Capital appreciation via investments in a combination of Equity, Fixed income, Commodities and other thematic cross country asset classes

  • Global Asset Allocation fund
  • Absolute return strategy
  • Focus on global liquidity flows
  • Top-down/Macro driven strategy
  • US listed ETFs/ETNs/Stocks
  • Low volatility using cash opportunistically

Benchmark Construction

Benchmark is a blend of Vanguard total world stock Index ETF (VT) – 34%, Vanguard total bond market ETF (BND) – 33% & VanEck Inflation Allocation ETF (RAAX) – 33%. ETFs are chosen for the benchmark to reflect the diversified nature of the underlying portfolio. Peers in the space typically use a 60:40 combination of MSCI World stock Index and Bloomberg global bond Index as benchmark.

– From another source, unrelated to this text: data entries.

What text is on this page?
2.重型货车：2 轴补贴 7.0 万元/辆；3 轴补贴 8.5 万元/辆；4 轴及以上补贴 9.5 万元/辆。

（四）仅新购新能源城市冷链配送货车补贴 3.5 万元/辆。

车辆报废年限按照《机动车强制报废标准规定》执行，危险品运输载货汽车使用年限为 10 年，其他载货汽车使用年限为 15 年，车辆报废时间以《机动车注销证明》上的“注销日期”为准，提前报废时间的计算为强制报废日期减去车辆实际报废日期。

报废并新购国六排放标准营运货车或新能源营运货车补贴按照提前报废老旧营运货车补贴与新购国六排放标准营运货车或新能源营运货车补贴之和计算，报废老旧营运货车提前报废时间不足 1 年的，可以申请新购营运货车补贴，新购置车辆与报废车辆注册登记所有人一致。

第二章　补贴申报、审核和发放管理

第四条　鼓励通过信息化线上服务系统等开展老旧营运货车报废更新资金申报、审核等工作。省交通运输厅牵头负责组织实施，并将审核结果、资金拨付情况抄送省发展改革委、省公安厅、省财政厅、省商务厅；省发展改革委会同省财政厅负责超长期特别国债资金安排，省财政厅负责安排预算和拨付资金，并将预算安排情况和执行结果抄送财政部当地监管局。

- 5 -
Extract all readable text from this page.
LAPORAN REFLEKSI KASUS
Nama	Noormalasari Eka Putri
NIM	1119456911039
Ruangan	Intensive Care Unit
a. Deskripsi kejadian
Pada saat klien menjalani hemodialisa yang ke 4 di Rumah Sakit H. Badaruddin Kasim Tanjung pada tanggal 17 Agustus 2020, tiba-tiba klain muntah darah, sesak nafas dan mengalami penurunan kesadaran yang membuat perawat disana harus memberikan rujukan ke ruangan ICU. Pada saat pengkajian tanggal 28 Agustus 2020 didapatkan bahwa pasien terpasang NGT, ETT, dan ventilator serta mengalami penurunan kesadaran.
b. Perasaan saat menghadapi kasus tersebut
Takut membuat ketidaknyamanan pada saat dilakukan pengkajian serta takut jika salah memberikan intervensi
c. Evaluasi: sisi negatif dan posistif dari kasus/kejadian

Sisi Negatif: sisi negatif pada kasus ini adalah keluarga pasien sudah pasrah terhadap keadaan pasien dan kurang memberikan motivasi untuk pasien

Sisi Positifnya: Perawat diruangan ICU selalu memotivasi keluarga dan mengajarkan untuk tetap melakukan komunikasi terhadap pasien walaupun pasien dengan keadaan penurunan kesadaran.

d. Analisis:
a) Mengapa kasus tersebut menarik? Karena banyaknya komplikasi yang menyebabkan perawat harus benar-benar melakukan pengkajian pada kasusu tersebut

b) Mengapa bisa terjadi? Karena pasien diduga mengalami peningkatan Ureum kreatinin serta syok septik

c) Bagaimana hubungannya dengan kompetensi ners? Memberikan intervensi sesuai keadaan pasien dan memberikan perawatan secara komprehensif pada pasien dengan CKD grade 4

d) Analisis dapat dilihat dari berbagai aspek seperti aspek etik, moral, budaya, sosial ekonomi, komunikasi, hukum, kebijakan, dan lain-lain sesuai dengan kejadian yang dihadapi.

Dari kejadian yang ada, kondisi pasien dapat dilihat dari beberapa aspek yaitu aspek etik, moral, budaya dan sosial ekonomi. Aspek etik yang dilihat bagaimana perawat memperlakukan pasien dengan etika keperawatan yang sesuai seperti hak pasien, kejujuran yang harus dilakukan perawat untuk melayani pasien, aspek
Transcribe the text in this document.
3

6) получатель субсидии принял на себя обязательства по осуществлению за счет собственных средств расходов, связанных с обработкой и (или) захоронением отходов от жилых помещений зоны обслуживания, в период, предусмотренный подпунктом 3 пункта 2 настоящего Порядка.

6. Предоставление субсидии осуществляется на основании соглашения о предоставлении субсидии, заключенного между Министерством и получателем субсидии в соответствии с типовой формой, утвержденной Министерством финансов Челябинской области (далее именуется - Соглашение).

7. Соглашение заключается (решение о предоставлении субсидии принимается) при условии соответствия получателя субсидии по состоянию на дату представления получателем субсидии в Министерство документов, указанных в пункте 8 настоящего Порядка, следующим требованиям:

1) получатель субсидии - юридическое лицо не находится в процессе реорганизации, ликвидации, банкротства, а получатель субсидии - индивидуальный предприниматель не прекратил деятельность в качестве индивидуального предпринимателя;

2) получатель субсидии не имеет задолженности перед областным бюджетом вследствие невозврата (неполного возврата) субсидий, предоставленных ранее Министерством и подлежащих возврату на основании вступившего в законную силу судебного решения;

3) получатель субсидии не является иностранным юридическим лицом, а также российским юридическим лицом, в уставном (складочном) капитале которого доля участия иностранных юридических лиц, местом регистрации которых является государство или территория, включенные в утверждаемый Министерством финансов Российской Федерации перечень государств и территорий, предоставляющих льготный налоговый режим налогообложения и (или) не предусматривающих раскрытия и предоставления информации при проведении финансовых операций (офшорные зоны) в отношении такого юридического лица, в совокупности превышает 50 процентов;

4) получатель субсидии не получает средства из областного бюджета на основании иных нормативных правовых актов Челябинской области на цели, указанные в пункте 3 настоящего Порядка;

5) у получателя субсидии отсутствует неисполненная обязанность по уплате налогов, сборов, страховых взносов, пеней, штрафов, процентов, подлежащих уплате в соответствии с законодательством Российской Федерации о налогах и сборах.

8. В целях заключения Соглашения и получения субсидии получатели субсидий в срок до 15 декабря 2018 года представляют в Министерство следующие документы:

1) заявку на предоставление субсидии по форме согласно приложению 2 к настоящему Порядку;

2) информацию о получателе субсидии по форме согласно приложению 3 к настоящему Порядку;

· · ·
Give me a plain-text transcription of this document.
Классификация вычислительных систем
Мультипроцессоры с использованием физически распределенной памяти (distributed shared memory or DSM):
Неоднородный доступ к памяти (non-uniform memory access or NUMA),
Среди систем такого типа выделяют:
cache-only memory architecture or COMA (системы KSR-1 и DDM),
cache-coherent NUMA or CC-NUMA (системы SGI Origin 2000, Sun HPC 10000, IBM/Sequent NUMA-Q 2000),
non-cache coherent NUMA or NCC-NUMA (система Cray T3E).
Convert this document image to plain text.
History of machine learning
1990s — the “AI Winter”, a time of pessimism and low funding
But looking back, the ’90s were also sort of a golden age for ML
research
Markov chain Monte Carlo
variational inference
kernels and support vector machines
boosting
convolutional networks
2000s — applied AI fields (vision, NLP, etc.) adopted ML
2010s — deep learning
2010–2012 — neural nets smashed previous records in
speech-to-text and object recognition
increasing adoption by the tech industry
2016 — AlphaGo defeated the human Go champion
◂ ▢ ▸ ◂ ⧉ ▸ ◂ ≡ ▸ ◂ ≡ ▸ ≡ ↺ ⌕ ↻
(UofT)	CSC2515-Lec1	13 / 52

The reason for including real asset as a part of benchmark – As early sings of multi polar currency world emerges, the efficiency of supply chains will be challenged pushing the cost of procurement upwards. As developed economies struggle through the massive debt burden creating an overhang on fiscal & monetary policies; real asset owners like commodity producers, efficient commodity procurers may emerge as winners. Inclusion of real assets in the Benchmark has increased the challenge for the fund as hard commodities act as inflation hedge.